Entenda a lesão e a necessidade de cirurgia
A origem do problema ortopédico parece estar ligada a um incidente ocorrido no início deste ano. A equipe médica responsável pela avaliação indica que o quadro clínico pode ter sido desencadeado por uma queda sofrida em janeiro, época em que o ex-presidente estava na Superintendência da Polícia Federal, em Brasília. Atualmente, o paciente se encontra em fase pré-operatória sob acompanhamento constante. O laudo é assinado pelo médico Brasil Ramos Caiado, que descreve as barreiras enfrentadas na reabilitação atual, observando que a fisioterapia isolada não tem sido suficiente para reverter a dor e a falta de mobilidade diagnosticadas.
Como funciona a artroscopia de ombro
Para compreender o que envolve esse tipo de correção médica, o ortopedista e especialista em ombro Dr. Kaleu Nery explica que a cirurgia no ombro costuma ser realizada por artroscopia, técnica minimamente invasiva. Esse método permite uma visualização interna detalhada sem a necessidade de grandes cortes. "É um procedimento feito com pequenas incisões, utilizando uma câmera e instrumentos específicos que permitem tratar a lesão com mais precisão e menor agressão aos tecidos", detalha o médico da clínica ORION. Durante a operação, o foco principal é a restauração funcional. "O objetivo da cirurgia é reparar estruturas comprometidas, como tendões, que podem ser reinseridos no osso com o uso de âncoras", complementa o especialista.
O tempo de recuperação e a fisioterapia
O sucesso de uma cirurgia dessa natureza depende tanto da habilidade técnica quanto do rigor do paciente durante o repouso.
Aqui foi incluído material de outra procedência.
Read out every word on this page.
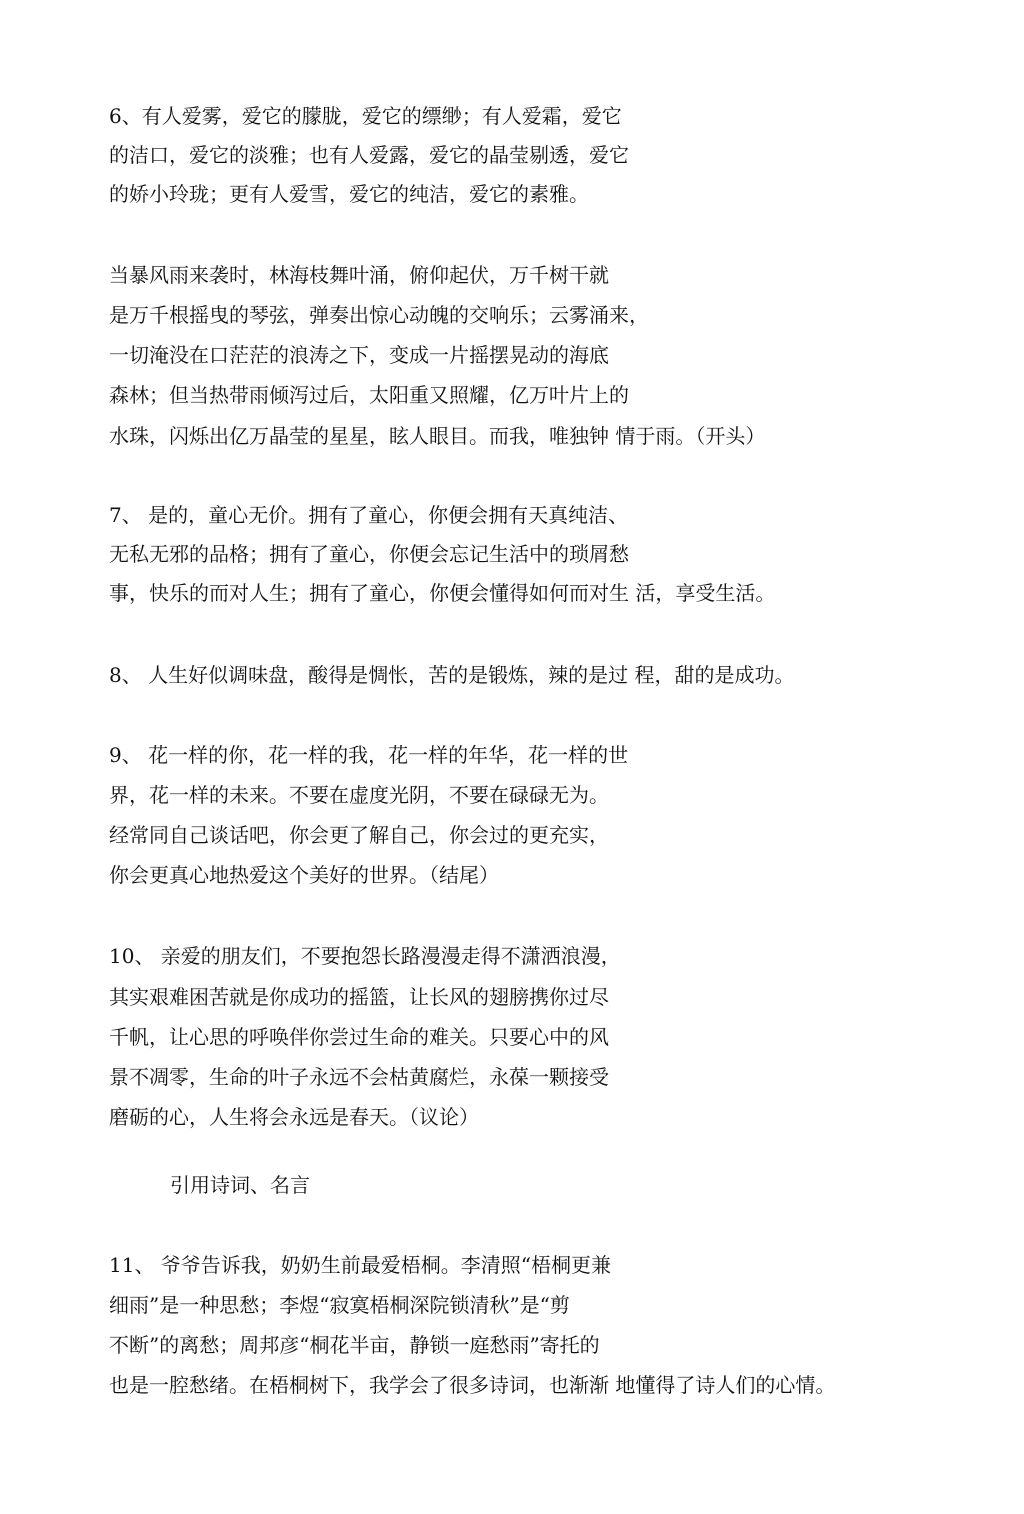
6、有人爱雾，爱它的朦胧，爱它的缥缈；有人爱霜，爱它
的洁口，爱它的淡雅；也有人爱露，爱它的晶莹剔透，爱它
的娇小玲珑；更有人爱雪，爱它的纯洁，爱它的素雅。
当暴风雨来袭时，林海枝舞叶涌，俯仰起伏，万千树干就
是万千根摇曳的琴弦，弹奏出惊心动魄的交响乐；云雾涌来，
一切淹没在口茫茫的浪涛之下，变成一片摇摆晃动的海底
森林；但当热带雨倾泻过后，太阳重又照耀，亿万叶片上的
水珠，闪烁出亿万晶莹的星星，眩人眼目。而我，唯独钟 情于雨。（开头）
7、 是的，童心无价。拥有了童心，你便会拥有天真纯洁、
无私无邪的品格；拥有了童心，你便会忘记生活中的琐屑愁
事，快乐的而对人生；拥有了童心，你便会懂得如何而对生 活，享受生活。
8、 人生好似调味盘，酸得是惆怅，苦的是锻炼，辣的是过 程，甜的是成功。
9、 花一样的你，花一样的我，花一样的年华，花一样的世
界，花一样的未来。不要在虚度光阴，不要在碌碌无为。
经常同自己谈话吧，你会更了解自己，你会过的更充实，
你会更真心地热爱这个美好的世界。（结尾）
10、 亲爱的朋友们，不要抱怨长路漫漫走得不潇洒浪漫，
其实艰难困苦就是你成功的摇篮，让长风的翅膀携你过尽
千帆，让心思的呼唤伴你尝过生命的难关。只要心中的风
景不凋零，生命的叶子永远不会枯黄腐烂，永葆一颗接受
磨砺的心，人生将会永远是春天。（议论）
引用诗词、名言
11、 爷爷告诉我，奶奶生前最爱梧桐。李清照“梧桐更兼
细雨”是一种思愁；李煜“寂寞梧桐深院锁清秋”是“剪
不断”的离愁；周邦彦“桐花半亩，静锁一庭愁雨”寄托的
也是一腔愁绪。在梧桐树下，我学会了很多诗词，也渐渐 地懂得了诗人们的心情。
O pós-operatório exige paciência e o uso constante de suportes ortopédicos para garantir a cicatrização correta dos tecidos operados. "Após a cirurgia, o paciente precisa manter o ombro imobilizado com tipoia por cerca de quatro a seis semanas, dependendo do caso", afirma o Dr. Kaleu Nery. Após esse período inicial, a dedicação deve ser voltada inteiramente aos exercícios de recuperação. "A fisioterapia começa de forma gradual e é fundamental para recuperar a mobilidade e a força do ombro, respeitando sempre o tempo de cicatrização", orienta o profissional. O retorno definitivo às atividades habituais não é imediato. "A recuperação completa pode levar alguns meses, pois depende tanto da cirurgia quanto da resposta do organismo e do comprometimento com a reabilitação", conclui o médico.